The city's fixed the holes in the policy. Housing Commissioner Dan Saltzman introduced amendments stipulating the city will vet all excess land as a potential site for affordable housing, and requiring the Portland Housing Bureau to formally weigh in on each unwanted parcel—even if it's not interested.

That's especially important at a time when federal investment in housing has waned, and the city doesn't have a great deal of money to snap up lots for future projects. (City council had $49 million in surplus cash to play with in this year's budget, but much of that money ended up going to roads.)

"Everybody here has acknowledged that we can't solve the problem without more homes," Commissioner Nick Fish said at a recent city council hearing. "Are we doing enough to land bank, and are we doing enough to build?"

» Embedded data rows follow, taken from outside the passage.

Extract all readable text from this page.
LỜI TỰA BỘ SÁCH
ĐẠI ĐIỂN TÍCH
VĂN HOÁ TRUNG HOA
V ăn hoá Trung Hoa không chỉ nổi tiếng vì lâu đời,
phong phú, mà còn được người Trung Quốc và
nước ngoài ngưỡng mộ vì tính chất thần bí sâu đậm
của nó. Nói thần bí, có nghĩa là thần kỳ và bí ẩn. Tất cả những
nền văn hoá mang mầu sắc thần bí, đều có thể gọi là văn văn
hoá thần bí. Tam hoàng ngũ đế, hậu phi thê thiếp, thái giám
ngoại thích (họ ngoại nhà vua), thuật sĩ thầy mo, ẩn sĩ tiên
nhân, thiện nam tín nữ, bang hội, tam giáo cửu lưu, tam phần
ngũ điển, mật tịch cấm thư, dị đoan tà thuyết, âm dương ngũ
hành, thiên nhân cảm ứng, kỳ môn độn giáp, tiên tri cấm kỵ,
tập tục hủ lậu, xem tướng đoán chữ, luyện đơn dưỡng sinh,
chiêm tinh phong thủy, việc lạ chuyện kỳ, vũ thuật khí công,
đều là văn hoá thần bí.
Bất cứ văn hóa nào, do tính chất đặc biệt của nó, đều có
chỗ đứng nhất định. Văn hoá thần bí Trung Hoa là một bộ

The city currently has more than 50 properties listed as "surplus," and doesn't even track the number of those that city bureaus consider "excess"—an earlier designation on the path to selling a piece of land. But while the extraneous fallow fields and dingy lots that belong to many bureaus will get a close look from the Portland Housing Bureau, the new policy doesn't apply to the PDC, the city appendage charged with stimulating growth in Portland's rundown neighborhoods.

The PDC's failure to put housing first resulted in an uproar in early 2014, when it announced it was selling—at a steeply reduced price—a plot of land at NE Alberta and MLK so developers could build a new Trader Joe's. There was immediate backlash from longtime neighbors, who'd watched for years as black Portlanders were priced out of the neighborhood.

In the end, Trader Joe's pulled out. The PDC now plans to put another grocery store on the site.

Despite the current rapid expansion of market-rate apartments and condos, the outlook for new affordable units—typically considered accessible to people earning between 60 and 80 percent, or less, of the area's median family income—is actually very modest. According to data obtained by the Mercury, the Portland Housing Bureau expects the completion of something like 527 new affordable units between now and the end of 2016. That's far less than the average of 663 a year built between 2000 and 2011—a period of time that contained the worst recession in decades.

Out in East Portland, near the former car lot, the PDC is just beginning to see the commercial interest it has worked to attract for years. The commission is preparing to sell three of its properties near the Lents Town Center area at SE Foster and 92nd, with two of those projects proposing dozens of affordable units.

With that momentum under way, and with the city pledging to consider housing on plots it doesn't want, it's time to begin fixing a problem that's been unsolved for too long.

"If we don't have the dollars, we have the land," Herrington, of Living Cully, told city commissioners July 1. "So let's hang onto it."